Embrace the desperation. It is one of the best ways I know to achieve extraordinary focus. There is a freedom that comes in knowing that you may have already failed the expectations of others. It allows far greater space to achieve only for the sake of your own pride or love. Maybe you won’t make it. Who cares? At least you’ll go down with the ship.
Of course, if you have this mentality, you rarely ever will. It’s not a coincidence that the heroes of myth commonly see their own dooms and fight harder and more heroically as a result. This is productive recklessness, and it’s what enables everything from last-ditch battles to all-night coding sprints.
3) Force flow’s hand.
Just start. When you do, don’t stop. Remember that you have nothing left to distract you, and accept that you now exist for the sole purpose of this moment and this act of creation.

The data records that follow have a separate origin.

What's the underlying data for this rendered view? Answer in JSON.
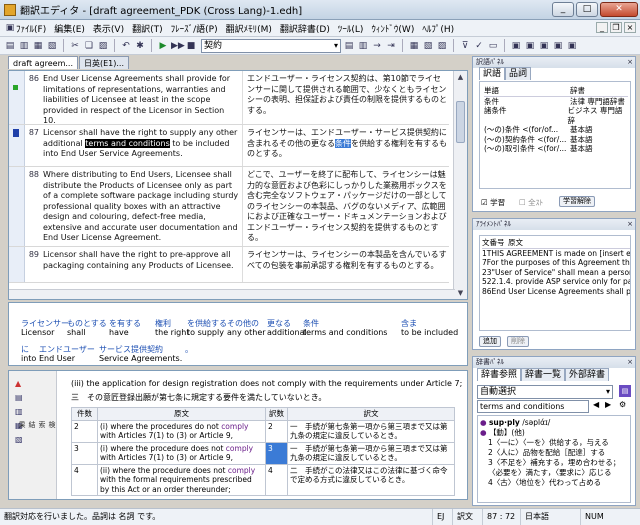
{
  "window": {
    "title": "翻訳エディタ - [draft agreement_PDK (Cross Lang)-1.edh]",
    "btn_min": "_",
    "btn_max": "□",
    "btn_close": "✕"
  },
  "menu": [
    "ﾌｧｲﾙ(F)",
    "編集(E)",
    "表示(V)",
    "翻訳(T)",
    "ﾌﾚｰｽﾞ/語(P)",
    "翻訳ﾒﾓﾘ(M)",
    "翻訳辞書(D)",
    "ﾂｰﾙ(L)",
    "ｳｨﾝﾄﾞｳ(W)",
    "ﾍﾙﾌﾟ(H)"
  ],
  "toolbar": {
    "mode_value": "契約"
  },
  "tabs": [
    "draft agreem...",
    "日英(E1)..."
  ],
  "segments": [
    {
      "num": "86",
      "src": "End User License Agreements shall provide for limitations of representations, warranties and liabilities of Licensee at least in the scope provided in respect of the Licensor in Section 10.",
      "tgt": "エンドユーザー・ライセンス契約は、第10節でライセンサーに関して提供される範囲で、少なくともライセンシーの表明、担保証および責任の制限を提供するものとする。"
    },
    {
      "num": "87",
      "src_a": "Licensor shall have the right to supply any other additional ",
      "src_hl": "terms and conditions",
      "src_b": " to be included into End User Service Agreements.",
      "tgt_a": "ライセンサーは、エンドユーザー・サービス提供契約に含まれるその他の更なる",
      "tgt_hl": "条件",
      "tgt_b": "を供給する権利を有するものとする。"
    },
    {
      "num": "88",
      "src": "Where distributing to End Users, Licensee shall distribute the Products of Licensee only as part of a complete software package including sturdy professional quality boxes with an attractive design and colouring, defect-free media, extensive and accurate user documentation and End User License Agreement.",
      "tgt": "どこで、ユーザーを終了に配布して、ライセンシーは魅力的な意匠および色彩にしっかりした業務用ボックスを含む完全なソフトウェア・パッケージだけの一部としてのライセンシーの本製品、バグのないメディア、広範囲におよび正確なユーザー・ドキュメンテーションおよびエンドユーザー・ライセンス契約を提供するものとする。"
    },
    {
      "num": "89",
      "src": "Licensor shall have the right to pre-approve all packaging containing any Products of Licensee.",
      "tgt": "ライセンサーは、ライセンシーの本製品を含んでいるすべての包装を事前承認する権利を有するものとする。"
    }
  ],
  "parse": {
    "row1": [
      {
        "ja": "ライセンサー",
        "en": "Licensor"
      },
      {
        "ja": "ものとする",
        "en": "shall"
      },
      {
        "ja": "を有する",
        "en": "have"
      },
      {
        "ja": "権利",
        "en": "the right"
      },
      {
        "ja": "を供給する",
        "en": "to supply"
      },
      {
        "ja": "その他の",
        "en": "any other"
      },
      {
        "ja": "更なる",
        "en": "additional"
      },
      {
        "ja": "条件",
        "en": "terms and conditions"
      },
      {
        "ja": "含ま",
        "en": "to be included"
      }
    ],
    "row2": [
      {
        "ja": "に",
        "en": "into"
      },
      {
        "ja": "エンドユーザー",
        "en": "End User"
      },
      {
        "ja": "サービス提供契約",
        "en": "Service Agreements."
      },
      {
        "ja": "。",
        "en": ""
      }
    ]
  },
  "lower": {
    "line1": "(iii) the application for design registration does not comply with the requirements under Article 7;",
    "line2": "三　その意匠登録出願が第七条に規定する要件を満たしていないとき。",
    "headers": {
      "count": "件数",
      "src": "原文",
      "yaku": "訳数",
      "tgt": "訳文"
    },
    "rows": [
      {
        "count": "2",
        "src_a": "(i)  where the procedures do not ",
        "src_hl": "comply",
        "src_b": " with Articles 7(1) to (3) or Article 9,",
        "yaku": "2",
        "tgt": "一　手続が第七条第一項から第三項まで又は第九条の規定に違反しているとき。"
      },
      {
        "count": "3",
        "src_a": "(i)  where the procedure does not ",
        "src_hl": "comply",
        "src_b": " with Articles 7(1) to (3) or Article 9,",
        "yaku": "3",
        "tgt": "一　手続が第七条第一項から第三項まで又は第九条の規定に違反しているとき。"
      },
      {
        "count": "4",
        "src_a": "(ii) where the procedure does not ",
        "src_hl": "comply",
        "src_b": " with the formal requirements prescribed by this Act or an order thereunder;",
        "yaku": "4",
        "tgt": "二　手続がこの法律又はこの法律に基づく命令で定める方式に違反しているとき。"
      }
    ],
    "side_label": "検索結果"
  },
  "rp1": {
    "title": "訳語ﾊﾟﾈﾙ",
    "tabs": [
      "訳語",
      "品詞"
    ],
    "col_word": "単語",
    "col_dict": "辞書",
    "rows": [
      {
        "w": "条件",
        "d": "法律 専門語辞書"
      },
      {
        "w": "諸条件",
        "d": "ビジネス 専門語辞"
      },
      {
        "w": "(〜の)条件 <(for/of...",
        "d": "基本語"
      },
      {
        "w": "(〜の)契約条件 <(for/...",
        "d": "基本語"
      },
      {
        "w": "(〜の)取引条件 <(for/...",
        "d": "基本語"
      }
    ],
    "cb_learn": "学習",
    "cb_all": "全ｽﾄ",
    "btn_learn_clear": "学習解除"
  },
  "rp2": {
    "title": "ｱﾗｲﾒﾝﾄﾊﾟﾈﾙ",
    "col_no": "文番号",
    "col_src": "原文",
    "rows": [
      {
        "n": "1",
        "t": "THIS AGREEMENT is made on [insert effe..."
      },
      {
        "n": "7",
        "t": "For the purposes of this Agreement the f..."
      },
      {
        "n": "23",
        "t": "\"User of Service\" shall mean a person or ..."
      },
      {
        "n": "52",
        "t": "2.1.4. provide ASP service only for paym..."
      },
      {
        "n": "86",
        "t": "End User License Agreements shall provi..."
      }
    ],
    "btn_add": "追加",
    "btn_del": "削除"
  },
  "rp3": {
    "title": "辞書ﾊﾟﾈﾙ",
    "tabs": [
      "辞書参照",
      "辞書一覧",
      "外部辞書"
    ],
    "select": "自動選択",
    "search": "terms and conditions",
    "entry_hw": "sup·ply",
    "entry_pron": "/səplάɪ/",
    "entry_pos": "【動】(他)",
    "senses": [
      "1〈一に〉〈一を〉供給する，与える",
      "2〈人に〉品物を配給［配達］する",
      "3〈不足を〉補充する，埋め合わせる；〈必要を〉満たす，〈要求に〉応じる",
      "4〈古〉〈地位を〉代わって占める"
    ]
  },
  "status": {
    "message": "翻訳対応を行いました。品詞は 名詞 です。",
    "lang": "EJ",
    "mode": "訳文",
    "pos": "87 : 72",
    "ime": "日本語",
    "num": "NUM"
  }
}
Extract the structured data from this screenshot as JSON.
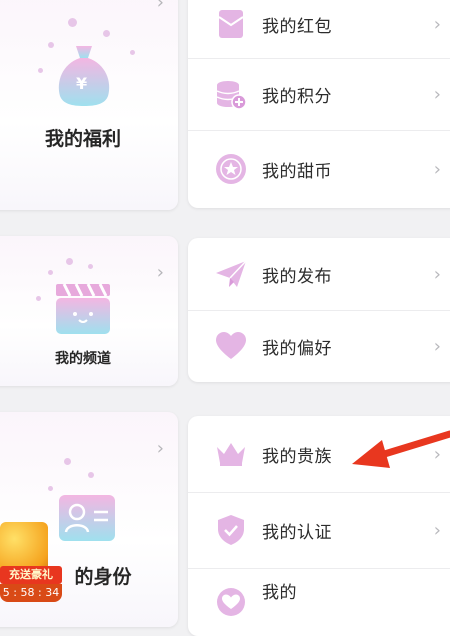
{
  "welfare": {
    "title": "我的福利",
    "bag_symbol": "¥",
    "items": [
      {
        "label": "我的红包",
        "icon": "red-packet-icon"
      },
      {
        "label": "我的积分",
        "icon": "points-icon"
      },
      {
        "label": "我的甜币",
        "icon": "sweet-coin-icon"
      }
    ]
  },
  "channel": {
    "title": "我的频道",
    "items": [
      {
        "label": "我的发布",
        "icon": "paper-plane-icon"
      },
      {
        "label": "我的偏好",
        "icon": "heart-icon"
      }
    ]
  },
  "identity": {
    "title": "我的身份",
    "title_visible": "的身份",
    "items": [
      {
        "label": "我的贵族",
        "icon": "crown-icon"
      },
      {
        "label": "我的认证",
        "icon": "shield-check-icon"
      },
      {
        "label": "我的",
        "icon": "heart-shield-icon"
      }
    ]
  },
  "gift_popup": {
    "label": "充送豪礼",
    "timer": "5 : 58 : 34"
  },
  "chevron": "›",
  "colors": {
    "icon_pink": "#e4b5e4",
    "icon_gradient_top": "#f3b6e2",
    "icon_gradient_bottom": "#9fe0ee",
    "arrow_red": "#e8371f"
  }
}
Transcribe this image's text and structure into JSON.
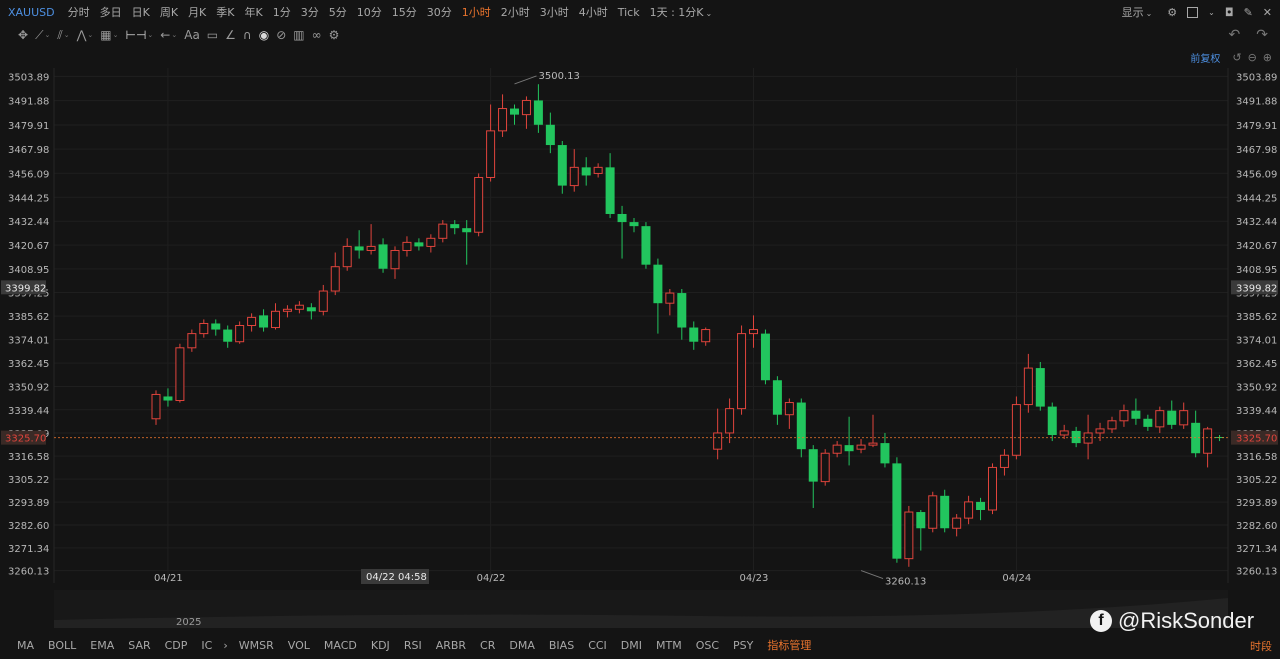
{
  "symbol": "XAUUSD",
  "timeframes": [
    {
      "label": "分时",
      "active": false
    },
    {
      "label": "多日",
      "active": false
    },
    {
      "label": "日K",
      "active": false
    },
    {
      "label": "周K",
      "active": false
    },
    {
      "label": "月K",
      "active": false
    },
    {
      "label": "季K",
      "active": false
    },
    {
      "label": "年K",
      "active": false
    },
    {
      "label": "1分",
      "active": false
    },
    {
      "label": "3分",
      "active": false
    },
    {
      "label": "5分",
      "active": false
    },
    {
      "label": "10分",
      "active": false
    },
    {
      "label": "15分",
      "active": false
    },
    {
      "label": "30分",
      "active": false
    },
    {
      "label": "1小时",
      "active": true
    },
    {
      "label": "2小时",
      "active": false
    },
    {
      "label": "3小时",
      "active": false
    },
    {
      "label": "4小时",
      "active": false
    },
    {
      "label": "Tick",
      "active": false
    },
    {
      "label": "1天 : 1分K",
      "active": false
    }
  ],
  "display_label": "显示",
  "adjust_label": "前复权",
  "indicators": [
    "MA",
    "BOLL",
    "EMA",
    "SAR",
    "CDP",
    "IC",
    "WMSR",
    "VOL",
    "MACD",
    "KDJ",
    "RSI",
    "ARBR",
    "CR",
    "DMA",
    "BIAS",
    "CCI",
    "DMI",
    "MTM",
    "OSC",
    "PSY"
  ],
  "indicator_manager_label": "指标管理",
  "period_label": "时段",
  "year_label": "2025",
  "watermark": "@RiskSonder",
  "colors": {
    "up": "#e0443c",
    "down": "#22c55e",
    "accent": "#e8732d",
    "link": "#4d8fe0"
  },
  "chart_data": {
    "type": "candlestick",
    "ylim": [
      3254,
      3508
    ],
    "y_ticks": [
      "3503.89",
      "3491.88",
      "3479.91",
      "3467.98",
      "3456.09",
      "3444.25",
      "3432.44",
      "3420.67",
      "3408.95",
      "3397.25",
      "3385.62",
      "3374.01",
      "3362.45",
      "3350.92",
      "3339.44",
      "3327.99",
      "3316.58",
      "3305.22",
      "3293.89",
      "3282.60",
      "3271.34",
      "3260.13"
    ],
    "x_labels": [
      {
        "label": "04/21",
        "index": 1
      },
      {
        "label": "04/22",
        "index": 28
      },
      {
        "label": "04/23",
        "index": 50
      },
      {
        "label": "04/24",
        "index": 72
      }
    ],
    "crosshair_x_label": "04/22 04:58",
    "crosshair_x_index": 20,
    "crosshair_y_label": "3399.82",
    "crosshair_y_value": 3399.82,
    "last_price_label": "3325.70",
    "last_price": 3325.7,
    "high_annotation": {
      "label": "3500.13",
      "index": 30,
      "value": 3500.13
    },
    "low_annotation": {
      "label": "3260.13",
      "index": 59,
      "value": 3260.13
    },
    "candles": [
      [
        3335,
        3347,
        3332,
        3349
      ],
      [
        3346,
        3344,
        3341,
        3350
      ],
      [
        3344,
        3370,
        3343,
        3372
      ],
      [
        3370,
        3377,
        3368,
        3379
      ],
      [
        3377,
        3382,
        3375,
        3384
      ],
      [
        3382,
        3379,
        3376,
        3384
      ],
      [
        3379,
        3373,
        3370,
        3381
      ],
      [
        3373,
        3381,
        3372,
        3383
      ],
      [
        3381,
        3385,
        3378,
        3387
      ],
      [
        3386,
        3380,
        3378,
        3389
      ],
      [
        3380,
        3388,
        3379,
        3392
      ],
      [
        3388,
        3389,
        3385,
        3391
      ],
      [
        3389,
        3391,
        3387,
        3393
      ],
      [
        3390,
        3388,
        3384,
        3392
      ],
      [
        3388,
        3398,
        3386,
        3401
      ],
      [
        3398,
        3410,
        3396,
        3417
      ],
      [
        3410,
        3420,
        3408,
        3424
      ],
      [
        3420,
        3418,
        3414,
        3428
      ],
      [
        3418,
        3420,
        3416,
        3431
      ],
      [
        3421,
        3409,
        3407,
        3424
      ],
      [
        3409,
        3418,
        3404,
        3420
      ],
      [
        3418,
        3422,
        3415,
        3425
      ],
      [
        3422,
        3420,
        3418,
        3424
      ],
      [
        3420,
        3424,
        3417,
        3426
      ],
      [
        3424,
        3431,
        3422,
        3433
      ],
      [
        3431,
        3429,
        3426,
        3433
      ],
      [
        3429,
        3427,
        3411,
        3433
      ],
      [
        3427,
        3454,
        3425,
        3456
      ],
      [
        3454,
        3477,
        3452,
        3490
      ],
      [
        3477,
        3488,
        3474,
        3495
      ],
      [
        3488,
        3485,
        3480,
        3490
      ],
      [
        3485,
        3492,
        3478,
        3494
      ],
      [
        3492,
        3480,
        3476,
        3500
      ],
      [
        3480,
        3470,
        3466,
        3486
      ],
      [
        3470,
        3450,
        3446,
        3472
      ],
      [
        3450,
        3459,
        3447,
        3468
      ],
      [
        3459,
        3455,
        3450,
        3464
      ],
      [
        3456,
        3459,
        3454,
        3461
      ],
      [
        3459,
        3436,
        3434,
        3466
      ],
      [
        3436,
        3432,
        3414,
        3440
      ],
      [
        3432,
        3430,
        3427,
        3434
      ],
      [
        3430,
        3411,
        3409,
        3432
      ],
      [
        3411,
        3392,
        3377,
        3414
      ],
      [
        3392,
        3397,
        3386,
        3399
      ],
      [
        3397,
        3380,
        3374,
        3399
      ],
      [
        3380,
        3373,
        3369,
        3383
      ],
      [
        3373,
        3379,
        3371,
        3380
      ],
      [
        3320,
        3328,
        3315,
        3340
      ],
      [
        3328,
        3340,
        3323,
        3345
      ],
      [
        3340,
        3377,
        3337,
        3381
      ],
      [
        3377,
        3379,
        3370,
        3386
      ],
      [
        3377,
        3354,
        3352,
        3379
      ],
      [
        3354,
        3337,
        3332,
        3356
      ],
      [
        3337,
        3343,
        3330,
        3345
      ],
      [
        3343,
        3320,
        3316,
        3345
      ],
      [
        3320,
        3304,
        3291,
        3322
      ],
      [
        3304,
        3318,
        3302,
        3320
      ],
      [
        3318,
        3322,
        3316,
        3324
      ],
      [
        3322,
        3319,
        3312,
        3336
      ],
      [
        3320,
        3322,
        3318,
        3325
      ],
      [
        3322,
        3323,
        3321,
        3337
      ],
      [
        3323,
        3313,
        3311,
        3328
      ],
      [
        3313,
        3266,
        3264,
        3316
      ],
      [
        3266,
        3289,
        3262,
        3292
      ],
      [
        3289,
        3281,
        3270,
        3290
      ],
      [
        3281,
        3297,
        3279,
        3299
      ],
      [
        3297,
        3281,
        3279,
        3300
      ],
      [
        3281,
        3286,
        3277,
        3288
      ],
      [
        3286,
        3294,
        3283,
        3297
      ],
      [
        3294,
        3290,
        3285,
        3296
      ],
      [
        3290,
        3311,
        3288,
        3313
      ],
      [
        3311,
        3317,
        3307,
        3320
      ],
      [
        3317,
        3342,
        3315,
        3346
      ],
      [
        3342,
        3360,
        3338,
        3367
      ],
      [
        3360,
        3341,
        3339,
        3363
      ],
      [
        3341,
        3327,
        3324,
        3343
      ],
      [
        3327,
        3329,
        3325,
        3332
      ],
      [
        3329,
        3323,
        3321,
        3331
      ],
      [
        3323,
        3328,
        3315,
        3337
      ],
      [
        3328,
        3330,
        3324,
        3333
      ],
      [
        3330,
        3334,
        3328,
        3336
      ],
      [
        3334,
        3339,
        3331,
        3342
      ],
      [
        3339,
        3335,
        3332,
        3345
      ],
      [
        3335,
        3331,
        3329,
        3337
      ],
      [
        3331,
        3339,
        3328,
        3341
      ],
      [
        3339,
        3332,
        3330,
        3344
      ],
      [
        3332,
        3339,
        3330,
        3343
      ],
      [
        3333,
        3318,
        3316,
        3339
      ],
      [
        3318,
        3330,
        3311,
        3331
      ],
      [
        3326,
        3325.7,
        3324,
        3327
      ]
    ]
  }
}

Don’t wait for an invitation or serendipity to push you into that semi-magical psychological state of flow. Prepare for it, will it, and welcome it when it comes. Enjoy the moments in eye of the hurricane – they can be justification enough for the moments of overwhelm.
4) Ship ruthlessly.
The type of person who often finds himself up in creative chaos will tend to be oriented toward perfection and achievement. In the midst of that chaos, it is only possible to choose one of these.
Even when it’s painful and doubtful, you need to allow yourself to finish things. Steel yourself for the consequences of imperfection (not that bad, actually) and prepare to improve and iterate on your work.
How are we to think about creative chaos? This post may seem to suggest that chaos is simply a problem to solve. On the contrary, I would argue that chaos is a feature rather than a bug in the best of endeavours, startups, and lives.
Yes, chaos can be dangerous. The forces of nature are also dangerous. If they were not, they would not be worth harnessing. While you cannot (and should not) eliminate chaos, you can make it serve you just as well. Like many others, you may find that extraordinary things can emerge from it.
Isn’t the extraordinary why you got into this work in the first place?